E os outros? Os que dizem que são oposição? Uns miúdos, uns tios, uns fantasmas, cada um com o seu discurso escrito por um estagiário e o seu medo de levantar muito a voz, não vá o regime ouvir. Falavam de mudança como quem lê uma receita que nunca cozinhou, com aquele entusiasmo triste de quem já sabe que vai perder, que nasceu para perder, que a mãe já lhe dizia “não te metas nisso, rapaz, que vais-te aleijar”. E aleijaram-se, claro, mas só na vaidade.
A peçonha, essa sim, nunca falha. Está nos corredores do poder, nas escadas do parlamento, no hálito e na nódoa da gravata do secretário. Está no café da manhã pago com cartão do governo, na viagem à capital com a comitiva do costume, no telefonema que começa com “olhe, eu conheço alguém que lhe pode resolver isso”.

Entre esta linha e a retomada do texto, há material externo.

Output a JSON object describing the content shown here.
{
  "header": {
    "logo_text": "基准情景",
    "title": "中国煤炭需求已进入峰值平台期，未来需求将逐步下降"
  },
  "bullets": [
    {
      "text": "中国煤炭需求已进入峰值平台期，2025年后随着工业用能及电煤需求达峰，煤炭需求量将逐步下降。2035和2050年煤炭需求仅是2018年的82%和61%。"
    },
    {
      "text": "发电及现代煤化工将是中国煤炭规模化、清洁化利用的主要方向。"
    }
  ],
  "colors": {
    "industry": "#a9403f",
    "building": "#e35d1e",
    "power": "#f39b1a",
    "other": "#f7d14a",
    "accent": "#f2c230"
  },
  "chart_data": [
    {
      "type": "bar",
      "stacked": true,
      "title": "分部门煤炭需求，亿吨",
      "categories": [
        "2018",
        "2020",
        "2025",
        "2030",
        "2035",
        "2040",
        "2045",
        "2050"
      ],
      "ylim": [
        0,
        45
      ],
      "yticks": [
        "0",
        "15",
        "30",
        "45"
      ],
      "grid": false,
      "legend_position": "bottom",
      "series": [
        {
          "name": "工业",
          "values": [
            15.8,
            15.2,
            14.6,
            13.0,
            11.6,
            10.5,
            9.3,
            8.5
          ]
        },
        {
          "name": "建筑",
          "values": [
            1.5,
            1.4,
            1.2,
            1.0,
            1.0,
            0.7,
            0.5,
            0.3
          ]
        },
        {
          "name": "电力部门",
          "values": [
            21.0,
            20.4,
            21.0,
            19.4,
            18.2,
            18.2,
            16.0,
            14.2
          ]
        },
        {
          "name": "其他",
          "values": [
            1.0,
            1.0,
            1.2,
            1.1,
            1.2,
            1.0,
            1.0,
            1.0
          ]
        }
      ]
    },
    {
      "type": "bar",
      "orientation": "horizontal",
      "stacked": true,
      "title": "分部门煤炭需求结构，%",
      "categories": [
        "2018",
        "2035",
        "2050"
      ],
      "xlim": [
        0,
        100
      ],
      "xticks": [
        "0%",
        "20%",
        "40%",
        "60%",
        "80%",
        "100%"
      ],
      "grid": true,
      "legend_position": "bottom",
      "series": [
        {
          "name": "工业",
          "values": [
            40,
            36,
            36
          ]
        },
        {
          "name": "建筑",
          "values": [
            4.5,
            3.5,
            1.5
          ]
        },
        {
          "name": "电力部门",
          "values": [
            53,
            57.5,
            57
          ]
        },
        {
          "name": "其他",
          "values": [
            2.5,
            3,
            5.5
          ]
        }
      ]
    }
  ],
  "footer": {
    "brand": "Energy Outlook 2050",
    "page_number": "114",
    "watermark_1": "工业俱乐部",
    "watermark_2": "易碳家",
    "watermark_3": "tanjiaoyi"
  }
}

E o povo? O povo viu, ouviu, sentiu, cheirou, e mesmo assim votou. Porque a alternativa não se apresenta, não se impõe, não se impacienta. Porque a alternativa ainda está a perguntar se pode entrar. Porque o medo é mais confortável do que a esperança. Porque o Miguel é como a chuva: molha, irrita, estraga a roupa, mas no fundo, faz parte da paisagem.
Portanto venceu.
Claro que venceu.
Venceu como se respira.
Sem pensar.
Venceu o Miguel, sim, mas, no fundo, ganharam todos. Ganharam os que ganharam porque ganharam, ganharam os que perderam porque quase, ganharam os que subiram porque fingem que sobem mesmo quando descem, ganharam os que desceram porque juram que foi estratégico, ganharam os que ficaram na mesma porque isso já é qualquer coisa, ganharam os que disseram“mas” porque o “mas” é sempre uma desculpa, ganharam os que disseram “sim” porque o “sim” ainda soa a convicção. Ganharam todos, como sempre, como num daqueles jantares de família em que se grita, se discute, se parte um prato, e no fim há sobremesa para todos. A democracia, tal como a entendemos por cá, é uma ceia de Natal onde o peru já está seco, mas ninguém se atreve a dizer que está incomível - e todos saem da mesa convencidos de que a razão lhes pertence.
Parabéns, Miguel. E parabéns a todos nós, que assistimos de pé, aplaudimos com vergonha, e voltámos para casa a dizer que está tudo mal… mas votámos igual.